The idea that herbivore grazing may positively impact a landscape is not new. Nor is rewilding, the push to reintroduce key species to their native ecosystems, unique to the Cordillera Blanca mountains. In Finland, for example, the Indigenous Sami are working to reinstall reindeer in deforested taiga land, potentially restoring it. And a group in Spain hopes one day to lift the wild bovine known as the auroch out of extinction, putting it to use in grazing.

But the size and speed of the changes the llamas helped bring about surprised the researchers. From 2021 to 2022, the average amount of plant cover in the llama plots grew from about 9 percent to nearly 14 percent — faster than it did in four control plots. Four new types of plant species also moved into the experimental plots over the course of the study.

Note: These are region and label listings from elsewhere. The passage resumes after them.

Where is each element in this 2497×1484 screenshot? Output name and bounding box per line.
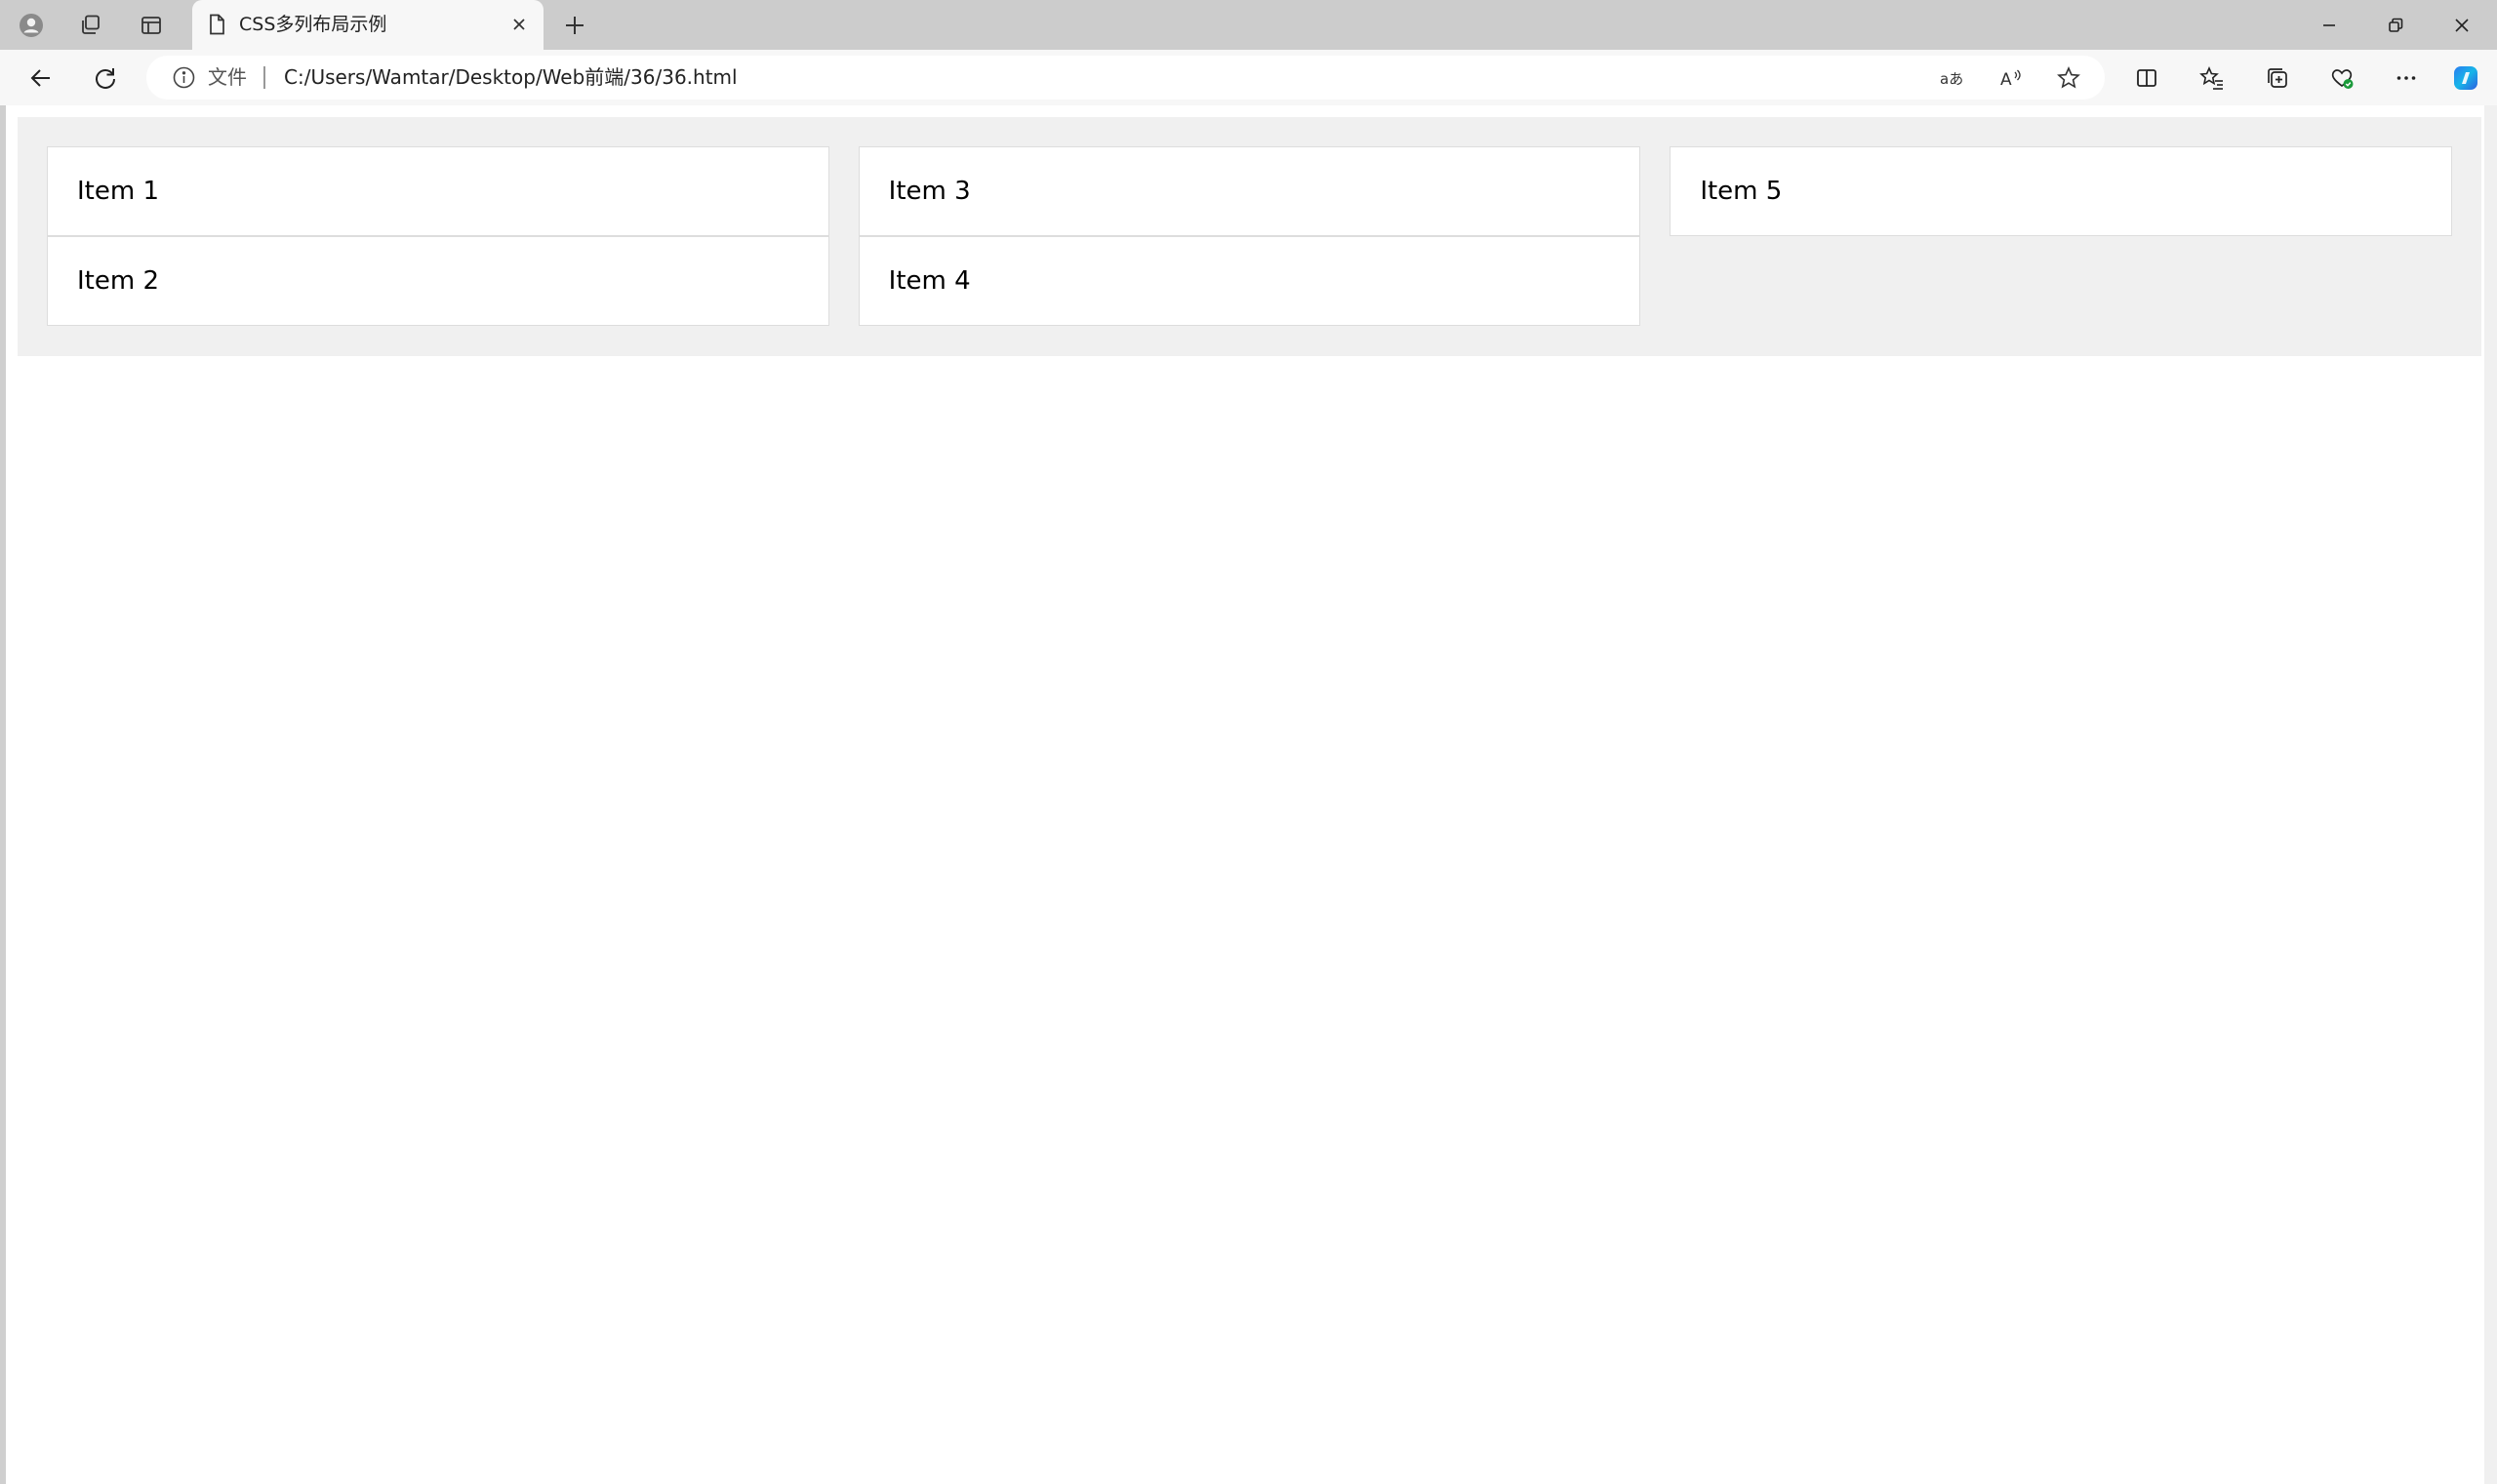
close-icon[interactable]	[506, 12, 532, 37]
workspaces-button[interactable]	[71, 6, 110, 45]
list-item: Item 5	[1670, 146, 2452, 236]
split-screen-icon	[2137, 69, 2156, 87]
read-aloud-button[interactable]: A	[1994, 61, 2027, 95]
page-viewport: Item 1 Item 2 Item 3 Item 4 Item 5	[6, 105, 2484, 1484]
url-text[interactable]: C:/Users/Wamtar/Desktop/Web前端/36/36.html	[284, 56, 738, 100]
new-tab-button[interactable]	[555, 6, 594, 45]
refresh-button[interactable]	[85, 58, 126, 99]
vertical-tabs-icon	[141, 17, 161, 34]
scrollbar-track[interactable]	[2484, 105, 2497, 1484]
plus-icon	[566, 17, 584, 34]
more-icon	[2396, 76, 2416, 80]
svg-text:aあ: aあ	[1940, 70, 1963, 88]
minimize-button[interactable]	[2296, 0, 2362, 50]
vertical-tabs-button[interactable]	[132, 6, 171, 45]
heart-shield-icon	[2331, 69, 2354, 89]
tab-title: CSS多列布局示例	[239, 14, 387, 35]
favorites-icon	[2199, 65, 2223, 90]
read-aloud-icon: A	[2000, 69, 2021, 90]
browser-window: CSS多列布局示例 文件 C:/Users/Wamtar/Desktop/Web…	[0, 0, 2497, 1484]
copilot-button[interactable]	[2445, 58, 2486, 99]
restore-icon	[2389, 18, 2403, 32]
back-button[interactable]	[20, 58, 61, 99]
split-screen-button[interactable]	[2126, 58, 2167, 99]
address-separator	[263, 66, 265, 89]
svg-text:A: A	[2000, 70, 2012, 90]
more-button[interactable]	[2386, 58, 2427, 99]
info-icon[interactable]	[172, 65, 196, 90]
minimize-icon	[2323, 23, 2335, 26]
profile-icon	[20, 14, 43, 37]
list-item: Item 3	[858, 146, 1641, 236]
favorites-button[interactable]	[2192, 58, 2233, 99]
tab-active[interactable]: CSS多列布局示例	[192, 0, 544, 50]
list-item: Item 4	[858, 236, 1641, 326]
translate-icon: aあ	[1940, 70, 1963, 88]
translate-button[interactable]: aあ	[1935, 61, 1968, 95]
multicolumn-container: Item 1 Item 2 Item 3 Item 4 Item 5	[18, 117, 2481, 356]
workspaces-icon	[82, 15, 100, 34]
back-arrow-icon	[30, 69, 50, 87]
refresh-icon	[96, 68, 115, 89]
toolbar: 文件 C:/Users/Wamtar/Desktop/Web前端/36/36.h…	[0, 50, 2497, 105]
address-bar[interactable]: 文件 C:/Users/Wamtar/Desktop/Web前端/36/36.h…	[146, 56, 2105, 100]
favorite-button[interactable]	[2052, 61, 2085, 95]
restore-button[interactable]	[2362, 0, 2429, 50]
list-item: Item 1	[47, 146, 829, 236]
profile-button[interactable]	[12, 6, 51, 45]
window-close-button[interactable]	[2429, 0, 2495, 50]
close-icon	[2455, 18, 2469, 32]
star-icon	[2057, 66, 2080, 89]
copilot-icon	[2454, 66, 2477, 90]
tab-strip: CSS多列布局示例	[0, 0, 2497, 50]
browser-essentials-button[interactable]	[2321, 58, 2362, 99]
collections-button[interactable]	[2257, 58, 2298, 99]
page-icon	[210, 14, 224, 35]
list-item: Item 2	[47, 236, 829, 326]
scheme-label: 文件	[208, 65, 247, 89]
collections-icon	[2268, 68, 2287, 88]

The research underscores the valuable roles animals play in shaping landscapes, says ecologist Kelsey Reider of James Madison University in Harrisonburg, Va., who was not involved with the new research. Sprinkling nutrients such as phosphorus over the soil can produce similar effects on plant growth, she says, but “the animals themselves are doing a lot.”

A photo of green plants growing in the foreground after llamas have been in the area while a glacier is seen in the background.

Plots where llamas grazed for a few days a month saw a surprising increase in the amount of plant growth.
KRISTINA PRIOTTO 

For one, animal poo is special: It holds onto both moisture and microbes. For another, in grazing and trampling on plants, the llamas weed out dominant plants, making space for new species.

For the new study, Zimmer and colleagues primarily chose to work with llamas rather than another native camelid, the vicuña, because llamas are easier to herd and make gentler tramplers. And the farmers that the researchers collaborated with were also particularly invested in restoring llama communities, features of Incan religious rituals. Centuries of Spanish conquest replaced llamas and other wild camelids with foreign livestock that uprooted native plants. Bringing llamas back, the farmers think, might slow or reverse the physical and cultural loss.

Zimmer would like to continue the study for at least a decade to track the full effects of the intervention. While the llamas might help a bevy of plants survive in the region, she says, it remains unclear which will stick around, and whether those will ultimately help or harm the ecosystem.

She also notes that the icy mountaintops also hold religious significance for some communities, meaning that as the ice melts away, some feel as though they are “losing their cultural identities.” By 2100, scientists project that the Cordillera Blanca will lose the last of its glaciers as the Earth warms. If further research with llamas bears positive results, Zimmer hopes local government actors might invest in llama herding as a potential adaptation strategy. It can’t bring back the glaciers. But, she says, it may return a sense of agency to local communities.